More Asian countries have slapped new bans on Australian poultry imports after Japan on Monday cancelled all imports from across Australia following an avian flu outbreak on two Victorian duck farms.

Vietnam, Singapore, Indonesia and Hong Kong have banned all poultry products from Victoria, and Japan cancelled all imports from Australia, according to the Australian Chicken Meat Federation.

South Africa has also taken action by requiring certification confirming that the Australian poultry imports coming into the country have not come from within 20 kilometers, or 12.5 miles, of the quarantined sites.

The bans come just days after authorities quarantined two commercial duck farms north-west of Melbourne after finding low pathogenic avian influenza.

Australia said it was in the process of killing 24,000 ducks in hope of stopping the virus from spreading, according to the Department of Agriculture, Fisheries and Forestry.

“This is not the highly pathogenic H5N1 strain that has gained worldwide attention, nor is it closely related to that strain,” a statement on the department’s Website said.

There are no food safety issues, and the poultry and eggs are safe to eat the department said.

“The risk to human health is negligible,” the department said, and noted that the low pathogenic avian influenza case is “not an unusual occurrence” and is “on occasions” detected in wild birds in Australia.

The ACMF executive director Andreas Dubs has said the elicited responses, thus far, have been overreactions to the bird flu threat, according to The Australian, the country’s national newspaper.

"It's out of proportion to what I would consider the risk is," Dubs told the paper.

He indicated that he virus was localized and very low risk, and about half of the poultry exports went to Hong Kong, but the entire export market was only 4 to 5 percent of the total volume, so he believed that the financial impact of the new bans is rather small.

However he noted that there could be some effects on other animal-related products that contain eggs, like ice cream.

Dubs hoped the bans will soon be lifted.

The H5N1 bird flu killed at least six people in Asian in January of this year, and lab analysis has confirmed that of the 578 people who have been infected with the virus since 2003, more than half of the individuals have died-a mortality rate that has never been seen from a flu virus, according to the World Health Organization.

The WHO has said that the six people who died from the virus this past month contracted the virus either directly or indirectly from birds, and that the virus has not shown any dangerous changes or mutations.

"As far as we can see, the behavior of the virus has not changed. But these continued cases highlight the need for us to continue close surveillance of H5N1, watching for changes in the virus both in the laboratory and on the ground," the WHO said to Reuters.

Victorian officials said in a statement, last week, that the avian flu outbreak would have no risk to the public.

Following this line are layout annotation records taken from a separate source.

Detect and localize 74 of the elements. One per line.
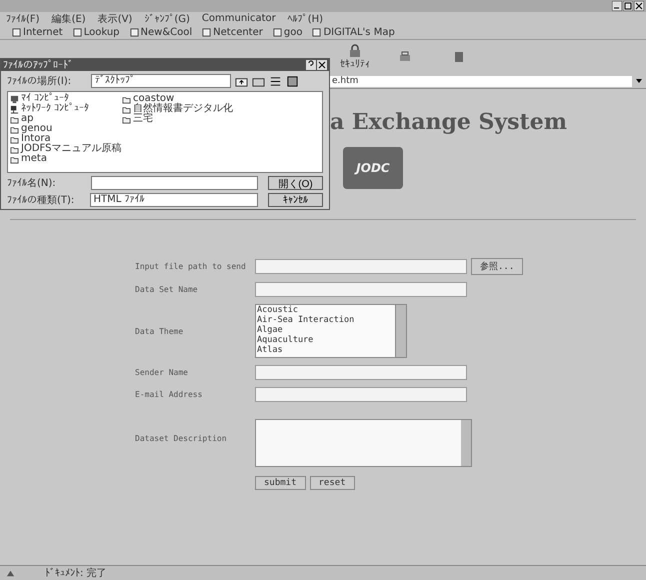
bookmark-link[interactable]: goo xyxy=(272,26,302,38)
bookmark-icon xyxy=(272,28,282,36)
bookmark-icon xyxy=(72,28,82,36)
field-label: Input file path to send xyxy=(135,262,247,271)
computer-icon xyxy=(10,94,19,104)
close-icon[interactable] xyxy=(634,1,644,11)
field-label: Data Theme xyxy=(135,326,184,336)
bookmark-icon xyxy=(130,28,139,36)
toolbar-button[interactable]: ｾｷｭﾘﾃｨ xyxy=(340,44,370,70)
minimize-icon[interactable] xyxy=(612,1,622,11)
file-item[interactable]: 三宅 xyxy=(122,114,272,124)
field-label: E-mail Address xyxy=(135,390,204,399)
close-icon[interactable] xyxy=(317,60,327,70)
list-option[interactable]: Acoustic xyxy=(257,305,395,315)
menu-item[interactable]: Communicator xyxy=(202,13,276,24)
file-item[interactable]: coastow xyxy=(122,94,272,104)
file-item[interactable]: ﾏｲ ｺﾝﾋﾟｭｰﾀ xyxy=(10,94,122,104)
file-path-field[interactable] xyxy=(255,259,467,274)
page-heading: a Exchange System xyxy=(330,109,567,135)
list-box[interactable]: Acoustic Air-Sea Interaction Algae Aquaculture Atlas xyxy=(255,304,407,358)
file-item[interactable]: 自然情報書デジタル化 xyxy=(122,104,272,114)
file-name-field[interactable] xyxy=(91,176,258,190)
list-option[interactable]: Air-Sea Interaction xyxy=(257,315,395,325)
field-label: Dataset Description xyxy=(135,434,228,442)
details-view-icon[interactable] xyxy=(286,74,299,88)
menu-item[interactable]: ｼﾞｬﾝﾌﾟ(G) xyxy=(144,12,190,24)
location-field[interactable]: e.htm xyxy=(330,76,632,86)
logo: JODC xyxy=(343,147,403,189)
text-field[interactable] xyxy=(255,365,467,380)
text-area[interactable] xyxy=(255,419,472,467)
bookmark-link[interactable]: DIGITAL's Map xyxy=(312,26,395,38)
list-option[interactable]: Aquaculture xyxy=(257,335,395,345)
bookmark-icon xyxy=(202,28,212,36)
maximize-icon[interactable] xyxy=(623,1,633,11)
browse-button[interactable]: 参照... xyxy=(471,258,524,275)
form-button[interactable]: reset xyxy=(310,476,355,490)
menu-item[interactable]: ﾍﾙﾌﾟ(H) xyxy=(288,12,324,24)
file-item[interactable]: JODFSマニュアル原稿 xyxy=(10,144,122,154)
file-item[interactable]: ap xyxy=(10,114,122,124)
file-item[interactable]: Intora xyxy=(10,134,122,144)
file-item[interactable]: meta xyxy=(10,154,122,164)
list-option[interactable]: Algae xyxy=(257,325,395,335)
open-button[interactable]: 開く(O) xyxy=(268,176,323,190)
menu-item[interactable]: ﾌｧｲﾙ(F) xyxy=(6,12,40,24)
file-item[interactable]: genou xyxy=(10,124,122,134)
menu-item[interactable]: 表示(V) xyxy=(98,12,132,26)
look-in-label: ﾌｧｲﾙの場所(I): xyxy=(7,74,72,88)
bookmark-link[interactable]: Internet xyxy=(12,26,63,38)
lock-icon xyxy=(348,44,362,58)
field-label: Data Set Name xyxy=(135,285,199,294)
file-name-label: ﾌｧｲﾙ名(N): xyxy=(7,177,57,190)
look-in-dropdown[interactable]: ﾃﾞｽｸﾄｯﾌﾟ xyxy=(91,74,231,88)
network-icon xyxy=(10,104,19,114)
scrollbar[interactable] xyxy=(395,305,406,357)
status-text: ﾄﾞｷｭﾒﾝﾄ: 完了 xyxy=(45,566,107,580)
bookmark-link[interactable]: New&Cool xyxy=(130,26,192,38)
file-type-dropdown[interactable]: HTML ﾌｧｲﾙ xyxy=(90,193,258,207)
bookmark-icon xyxy=(312,28,322,36)
help-icon[interactable] xyxy=(306,60,316,70)
list-view-icon[interactable] xyxy=(269,74,282,88)
cancel-button[interactable]: ｷｬﾝｾﾙ xyxy=(268,193,323,207)
list-option[interactable]: Atlas xyxy=(257,345,395,355)
dialog-title: ﾌｧｲﾙのｱｯﾌﾟﾛｰﾄﾞ xyxy=(3,59,74,71)
text-field[interactable] xyxy=(255,282,467,297)
bookmark-link[interactable]: Netcenter xyxy=(202,26,263,38)
menu-item[interactable]: 編集(E) xyxy=(52,12,86,26)
form-button[interactable]: submit xyxy=(255,476,306,490)
file-type-label: ﾌｧｲﾙの種類(T): xyxy=(7,194,76,207)
bookmark-icon xyxy=(12,28,21,36)
field-label: Sender Name xyxy=(135,368,189,377)
text-field[interactable] xyxy=(255,387,467,402)
bookmark-link[interactable]: Lookup xyxy=(72,26,120,38)
file-item[interactable]: ﾈｯﾄﾜｰｸ ｺﾝﾋﾟｭｰﾀ xyxy=(10,104,122,114)
security-icon xyxy=(6,568,15,578)
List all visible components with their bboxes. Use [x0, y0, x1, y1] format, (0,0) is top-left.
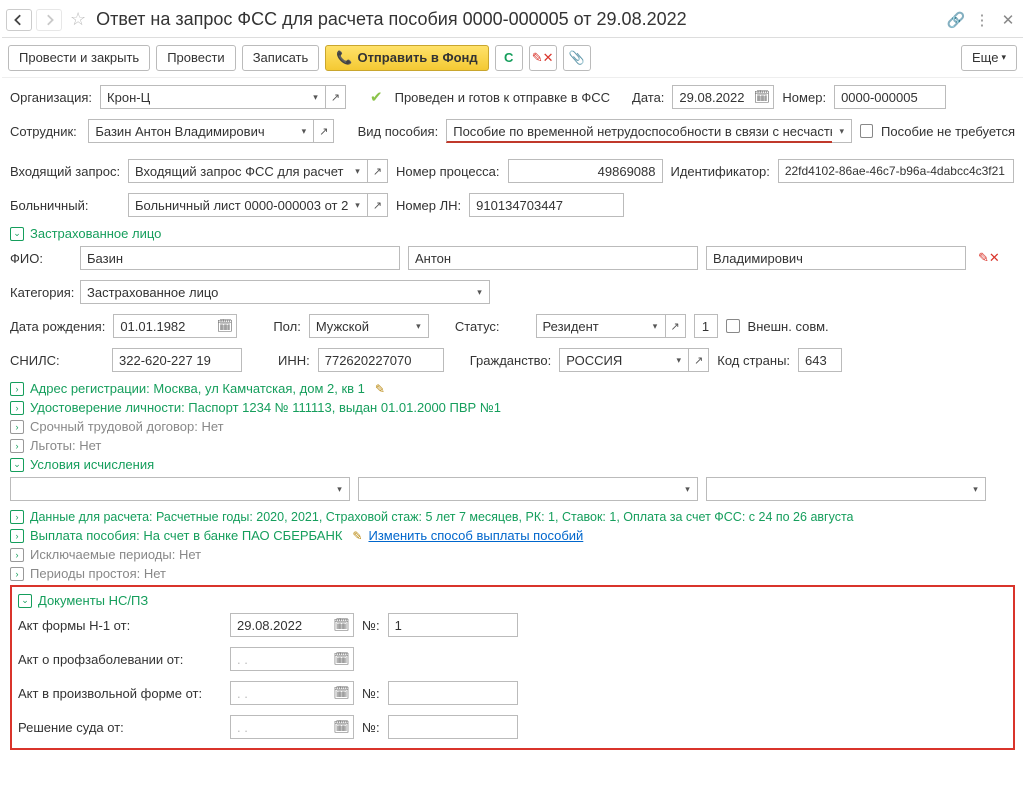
save-button[interactable]: Записать: [242, 45, 320, 71]
lgoty-toggle[interactable]: ›Льготы: Нет: [10, 438, 1015, 453]
inn-input[interactable]: 772620227070: [318, 348, 444, 372]
page-title: Ответ на запрос ФСС для расчета пособия …: [96, 9, 941, 30]
middlename-input[interactable]: Владимирович: [706, 246, 966, 270]
open-icon[interactable]: ↗: [326, 85, 346, 109]
snils-input[interactable]: 322-620-227 19: [112, 348, 242, 372]
status-n-input[interactable]: 1: [694, 314, 718, 338]
clear-icon[interactable]: ✎✕: [978, 250, 1000, 266]
status-ok-icon: ✔: [370, 88, 383, 106]
insured-section-toggle[interactable]: ⌄Застрахованное лицо: [10, 226, 1015, 241]
inn-label: ИНН:: [278, 353, 310, 368]
firstname-input[interactable]: Антон: [408, 246, 698, 270]
link-icon[interactable]: 🔗: [945, 9, 967, 31]
ln-label: Номер ЛН:: [396, 198, 461, 213]
court-num[interactable]: [388, 715, 518, 739]
excluded-toggle[interactable]: ›Исключаемые периоды: Нет: [10, 547, 1015, 562]
tool-button[interactable]: ✎✕: [529, 45, 557, 71]
employee-input[interactable]: Базин Антон Владимирович: [88, 119, 294, 143]
benefit-input[interactable]: Пособие по временной нетрудоспособности …: [446, 119, 832, 143]
benefit-label: Вид пособия:: [358, 124, 439, 139]
date-input[interactable]: 29.08.2022: [672, 85, 750, 109]
payment-toggle[interactable]: ›Выплата пособия: На счет в банке ПАО СБ…: [10, 528, 1015, 543]
incoming-label: Входящий запрос:: [10, 164, 120, 179]
process-input[interactable]: 49869088: [508, 159, 663, 183]
identity-toggle[interactable]: ›Удостоверение личности: Паспорт 1234 № …: [10, 400, 1015, 415]
calc-data-toggle[interactable]: ›Данные для расчета: Расчетные годы: 202…: [10, 510, 1015, 524]
citizenship-input[interactable]: РОССИЯ: [559, 348, 669, 372]
more-button[interactable]: Еще ▾: [961, 45, 1017, 71]
citizenship-label: Гражданство:: [470, 353, 552, 368]
attach-button[interactable]: 📎: [563, 45, 591, 71]
gender-label: Пол:: [273, 319, 301, 334]
lastname-input[interactable]: Базин: [80, 246, 400, 270]
ln-input[interactable]: 910134703447: [469, 193, 624, 217]
edit-payment-link[interactable]: Изменить способ выплаты пособий: [368, 528, 583, 543]
gender-input[interactable]: Мужской: [309, 314, 409, 338]
fio-label: ФИО:: [10, 251, 72, 266]
act-h1-label: Акт формы Н-1 от:: [18, 618, 222, 633]
status-input[interactable]: Резидент: [536, 314, 646, 338]
pencil-icon[interactable]: ✎: [375, 382, 385, 396]
favorite-icon[interactable]: ☆: [70, 9, 86, 30]
employee-label: Сотрудник:: [10, 124, 80, 139]
kebab-icon[interactable]: ⋮: [971, 9, 993, 31]
date-label: Дата:: [632, 90, 664, 105]
identifier-label: Идентификатор:: [671, 164, 770, 179]
external-label: Внешн. совм.: [748, 319, 829, 334]
act-h1-date[interactable]: 29.08.2022: [230, 613, 330, 637]
number-label: Номер:: [782, 90, 826, 105]
calendar-icon[interactable]: 🗓: [750, 85, 774, 109]
status-text: Проведен и готов к отправке в ФСС: [395, 90, 610, 105]
org-label: Организация:: [10, 90, 92, 105]
country-code-input[interactable]: 643: [798, 348, 842, 372]
process-label: Номер процесса:: [396, 164, 500, 179]
incoming-input[interactable]: Входящий запрос ФСС для расчет: [128, 159, 348, 183]
cond2-input[interactable]: [358, 477, 678, 501]
category-label: Категория:: [10, 285, 72, 300]
back-button[interactable]: [6, 9, 32, 31]
number-input[interactable]: 0000-000005: [834, 85, 946, 109]
docs-toggle[interactable]: ⌄Документы НС/ПЗ: [18, 593, 1007, 608]
birth-label: Дата рождения:: [10, 319, 105, 334]
cond3-input[interactable]: [706, 477, 966, 501]
act-h1-num[interactable]: 1: [388, 613, 518, 637]
country-code-label: Код страны:: [717, 353, 790, 368]
post-button[interactable]: Провести: [156, 45, 236, 71]
identifier-input[interactable]: 22fd4102-86ae-46c7-b96a-4dabcc4c3f21: [778, 159, 1014, 183]
pencil-icon[interactable]: ✎: [352, 529, 362, 543]
court-date[interactable]: . .: [230, 715, 330, 739]
sick-label: Больничный:: [10, 198, 120, 213]
court-label: Решение суда от:: [18, 720, 222, 735]
close-icon[interactable]: ✕: [997, 9, 1019, 31]
birth-input[interactable]: 01.01.1982: [113, 314, 213, 338]
urgent-toggle[interactable]: ›Срочный трудовой договор: Нет: [10, 419, 1015, 434]
refresh-button[interactable]: C: [495, 45, 523, 71]
forward-button[interactable]: [36, 9, 62, 31]
no-benefit-label: Пособие не требуется: [881, 124, 1015, 139]
cond1-input[interactable]: [10, 477, 330, 501]
category-input[interactable]: Застрахованное лицо: [80, 280, 470, 304]
drop-icon[interactable]: ▾: [306, 85, 326, 109]
address-toggle[interactable]: ›Адрес регистрации: Москва, ул Камчатска…: [10, 381, 1015, 396]
idle-toggle[interactable]: ›Периоды простоя: Нет: [10, 566, 1015, 581]
act-prof-label: Акт о профзаболевании от:: [18, 652, 222, 667]
external-checkbox[interactable]: [726, 319, 740, 333]
act-free-date[interactable]: . .: [230, 681, 330, 705]
act-free-label: Акт в произвольной форме от:: [18, 686, 222, 701]
status-label: Статус:: [455, 319, 500, 334]
snils-label: СНИЛС:: [10, 353, 104, 368]
no-benefit-checkbox[interactable]: [860, 124, 873, 138]
conditions-toggle[interactable]: ⌄Условия исчисления: [10, 457, 1015, 472]
act-free-num[interactable]: [388, 681, 518, 705]
send-to-fund-button[interactable]: 📞Отправить в Фонд: [325, 45, 488, 71]
act-prof-date[interactable]: . .: [230, 647, 330, 671]
org-input[interactable]: Крон-Ц: [100, 85, 306, 109]
sick-input[interactable]: Больничный лист 0000-000003 от 28: [128, 193, 348, 217]
post-and-close-button[interactable]: Провести и закрыть: [8, 45, 150, 71]
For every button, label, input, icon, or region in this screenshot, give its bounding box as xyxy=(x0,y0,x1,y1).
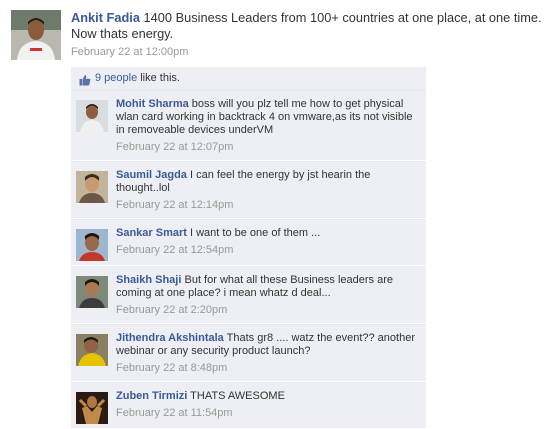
post-body: Ankit Fadia 1400 Business Leaders from 1… xyxy=(71,10,551,59)
commenter-avatar[interactable] xyxy=(76,229,108,261)
post-timestamp[interactable]: February 22 at 12:00pm xyxy=(71,45,551,59)
post-text: 1400 Business Leaders from 100+ countrie… xyxy=(71,10,542,41)
comment-item: Shaikh Shaji But for what all these Busi… xyxy=(71,266,426,324)
comment-content: Zuben Tirmizi THATS AWESOME February 22 … xyxy=(116,390,420,420)
commenter-name-link[interactable]: Zuben Tirmizi xyxy=(116,390,187,402)
commenter-avatar[interactable] xyxy=(76,276,108,308)
likes-count-link[interactable]: 9 people xyxy=(95,67,137,89)
comment-timestamp[interactable]: February 22 at 12:14pm xyxy=(116,198,420,212)
comment-timestamp[interactable]: February 22 at 2:20pm xyxy=(116,303,420,317)
commenter-name-link[interactable]: Mohit Sharma xyxy=(116,98,189,110)
commenter-avatar[interactable] xyxy=(76,100,108,132)
author-avatar[interactable] xyxy=(11,10,61,60)
comment-content: Mohit Sharma boss will you plz tell me h… xyxy=(116,98,420,154)
comment-item: Sankar Smart I want to be one of them ..… xyxy=(71,219,426,266)
comment-content: Shaikh Shaji But for what all these Busi… xyxy=(116,274,420,317)
comment-item: Saumil Jagda I can feel the energy by js… xyxy=(71,161,426,219)
comment-text: I want to be one of them ... xyxy=(190,227,321,239)
commenter-name-link[interactable]: Shaikh Shaji xyxy=(116,274,181,286)
author-name-link[interactable]: Ankit Fadia xyxy=(71,10,140,25)
feedback-panel: 9 people like this. Mohit Sharma boss wi… xyxy=(71,67,426,429)
comment-text: THATS AWESOME xyxy=(190,390,285,402)
comment-content: Jithendra Akshintala Thats gr8 .... watz… xyxy=(116,332,420,375)
commenter-avatar[interactable] xyxy=(76,171,108,203)
comment-content: Sankar Smart I want to be one of them ..… xyxy=(116,227,420,257)
comment-content: Saumil Jagda I can feel the energy by js… xyxy=(116,169,420,212)
news-feed-story: Ankit Fadia 1400 Business Leaders from 1… xyxy=(0,0,556,429)
comment-timestamp[interactable]: February 22 at 12:54pm xyxy=(116,243,420,257)
thumbs-up-icon xyxy=(79,72,91,86)
comment-timestamp[interactable]: February 22 at 11:54pm xyxy=(116,406,420,420)
likes-sentence: 9 people like this. xyxy=(71,67,426,90)
comment-item: Jithendra Akshintala Thats gr8 .... watz… xyxy=(71,324,426,382)
comment-timestamp[interactable]: February 22 at 12:07pm xyxy=(116,140,420,154)
commenter-avatar[interactable] xyxy=(76,334,108,366)
commenter-name-link[interactable]: Sankar Smart xyxy=(116,227,187,239)
commenter-name-link[interactable]: Saumil Jagda xyxy=(116,169,187,181)
comment-timestamp[interactable]: February 22 at 8:48pm xyxy=(116,361,420,375)
commenter-avatar[interactable] xyxy=(76,392,108,424)
likes-suffix: like this. xyxy=(140,72,180,84)
commenter-name-link[interactable]: Jithendra Akshintala xyxy=(116,332,224,344)
comment-item: Zuben Tirmizi THATS AWESOME February 22 … xyxy=(71,382,426,429)
post-message: Ankit Fadia 1400 Business Leaders from 1… xyxy=(71,10,551,42)
comment-item: Mohit Sharma boss will you plz tell me h… xyxy=(71,90,426,161)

Dr. Hugh Millar, the state's chief veterinary officer said that the authorities acted with extreme precaution and were quick to eliminate any possibility that the avian virus could spread, according to the national paper.

"This is all about making sure that the virus doesn't one day in the future evolve and mutate into a more serious form," Millar said on Friday.

Although the source of the outbreak has not yet been confirmed, officials believe the virus could have been introduced from wild birds in the area.